Роман О.Д.Форш «Сумасшедший Корабль», напечатанный в 1930 году в журнале «Звезда», а в следующем году изданный отдельной книжкой, вызвал резкие нападки со стороны «партийных» критиков и много лет затем не включался в сборники произведений и собрание сочинений писательницы. Что же вызвало гнев журналов «На литературном посту», «Молодая гвардия», «Резец» и других, посвятивших не одну страницу подробному разносу романа?

Полуфантастическая петроградская реальность начала 1920-х, в которой проституткам, свезенным за город, выделяется наряд лекторов «на предмет всяческого просвещения и политграмоты», «каждый гражданин имеет право быть сожженным», а отправленный писателям в голодный Петроград вагон яиц, протухших в дороге, забирает неизвестный старик Белавенец. Все эти истории, несмотря на их невероятность, происходили в действительности, и Ольга Форш включила их в роман, практически не меняя детали. Дадим слово неназванному герою первого эпизода — К.Чуковскому: «Забуду ли те осенние месяцы, когда вместе с беллетристкой Даманской я вел на станции Разлив по Финляндской железной дороге литературный кружок в общежитии двухсот проституток, собранных с проспектов Петрограда?».

Знаменитый плакат-листовка «О порядке сожжения трупов в петроградском государственном крематориуме» попала не только в роман Ольги Форш, но и в стихи Александра Блока:

Как всегда были смутны чувства, Таял снег и Кронштадт палил, Мы из лавки Дома Искусства На Дворцовую площадь шли… Вдруг, среди приемной советской, Где «все могут быть сожжены», Смех и брови и говор светский…

А история с вагоном яиц (в романе он превратился в ящик), добытых для писателей Николаем Оцупом («неизвестный поклонник русской литературы»), запечатлена в мемуарах К.Чуковского и его знаменитом альбоме «Чукоккала». Пока состав добирался до Петрограда, яйца успели протухнуть, и писатели наотрез отказались их брать. Появился «старичок в потертой военной тужурке» и попросил отдать ему эти яйца: «Я буду кокать их, кокать и кокать, и авось дококаюсь до такого яйца, которое еще не успело протухнуть». Как вспоминает Чуковский, «не успел старик Белавенец раскокать первый десяток подаренных ему яиц», Н.Гумилев, О.Мандельштам и Г.Иванов сочинили и записали в «Чукоккалу» стихи:

Умеревший офицер

(баллада)

посв, поэту Н. Оцупу

Полковнику Белавенцу Каждый дал по яйцу. Полковник Белавенец Съел много яец. Пожалейте Белавенца, Умеревшего от яйца.

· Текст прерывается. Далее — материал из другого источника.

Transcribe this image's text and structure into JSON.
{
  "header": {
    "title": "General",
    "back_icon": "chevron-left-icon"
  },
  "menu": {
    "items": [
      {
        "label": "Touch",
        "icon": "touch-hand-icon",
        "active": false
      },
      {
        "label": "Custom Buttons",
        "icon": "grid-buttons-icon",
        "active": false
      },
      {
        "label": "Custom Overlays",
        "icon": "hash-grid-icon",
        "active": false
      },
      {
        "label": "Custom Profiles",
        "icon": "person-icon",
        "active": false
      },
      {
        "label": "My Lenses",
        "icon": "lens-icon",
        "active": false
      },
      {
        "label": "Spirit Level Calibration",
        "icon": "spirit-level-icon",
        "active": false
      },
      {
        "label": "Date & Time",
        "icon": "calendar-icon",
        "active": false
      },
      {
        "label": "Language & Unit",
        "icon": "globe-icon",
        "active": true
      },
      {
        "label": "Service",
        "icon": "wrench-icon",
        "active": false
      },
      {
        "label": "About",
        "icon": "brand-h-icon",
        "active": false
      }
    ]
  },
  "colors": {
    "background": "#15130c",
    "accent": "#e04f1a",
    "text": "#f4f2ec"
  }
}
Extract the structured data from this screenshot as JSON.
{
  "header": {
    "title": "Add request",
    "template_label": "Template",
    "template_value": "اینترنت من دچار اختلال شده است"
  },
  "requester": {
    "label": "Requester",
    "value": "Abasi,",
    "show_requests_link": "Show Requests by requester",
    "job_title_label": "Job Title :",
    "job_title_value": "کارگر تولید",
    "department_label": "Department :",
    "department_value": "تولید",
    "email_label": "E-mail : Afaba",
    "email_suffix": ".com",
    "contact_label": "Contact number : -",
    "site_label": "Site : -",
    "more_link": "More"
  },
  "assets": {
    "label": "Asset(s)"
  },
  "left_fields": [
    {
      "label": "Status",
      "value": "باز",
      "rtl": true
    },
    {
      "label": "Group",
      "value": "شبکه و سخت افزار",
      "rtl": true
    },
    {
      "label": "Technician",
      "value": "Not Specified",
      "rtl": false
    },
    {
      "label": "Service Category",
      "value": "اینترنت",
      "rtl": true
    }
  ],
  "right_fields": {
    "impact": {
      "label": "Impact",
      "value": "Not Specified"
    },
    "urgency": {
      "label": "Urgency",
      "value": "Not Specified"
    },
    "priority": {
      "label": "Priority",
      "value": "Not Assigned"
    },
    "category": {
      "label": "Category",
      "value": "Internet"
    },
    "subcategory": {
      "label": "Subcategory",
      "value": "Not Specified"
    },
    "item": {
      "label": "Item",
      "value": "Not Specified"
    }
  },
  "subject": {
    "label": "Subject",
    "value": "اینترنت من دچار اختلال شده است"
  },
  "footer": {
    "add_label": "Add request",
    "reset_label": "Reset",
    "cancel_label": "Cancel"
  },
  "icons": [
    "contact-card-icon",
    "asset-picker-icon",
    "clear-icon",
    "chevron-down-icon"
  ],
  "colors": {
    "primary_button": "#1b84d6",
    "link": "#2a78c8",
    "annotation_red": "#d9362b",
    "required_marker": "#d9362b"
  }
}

На этом причудливом фоне, в декорациях пустого, холодного и голодного города разворачивается повествование о Сумасшедшем Корабле — Доме искусств и жизни писателей, поэтов и художников той поры. Уверения писательницы — «пусть читатель не ищет здесь личностей: личностей нет» лишь подогревали интерес и провоцировали на поиски прототипов, скрытых в романе за прозрачными и не очень псевдонимами, цитатами и литературно-бытовыми деталями.

Собрание инициативной группы по организации Дома искусств, которую составили Ю.Анненков, А.Блок, Н.Гумилев, М.Добужинский, Е.Замятин, К.Чуковский, А.Тихонов и др., состоялось 19 ноября 1919 года. Кроме общежития для писателей должны были появиться столовая, распределительный продуктовый пункт и литературная студия, а позднее были открыты книжный пункт (магазин) и библиотека. Новому учреждению, возглавляемому Горьким, были отданы несколько помещений в бывшем особняке С.П.Елисеева — среди них и квартира Елисеевых, «огромная, бестолково раскинувшаяся на целых три этажа, с переходами, закоулками, тупиками, отделанная с убийственной рыночной роскошью». В запутанных закоулках меблированных комнат было устроено общежитие, объединившее под своей крышей писателей, поэтов, художников и артистов, многократно описанное в мемуарах, романах и эпистолярии современников. В очерке «Шуба» (1922) Мандельштам писал об этом пестром сообществе: «Жили мы в убогой роскоши Дома Искусств, в Елисеевском доме, что выходит на Морскую, Невский и на Мойку, поэты, художники, ученые, странной семьей, полупомешанные на пайках, одичалые и сонные. Не за что было нас кормить государству, и ничего мы не делали».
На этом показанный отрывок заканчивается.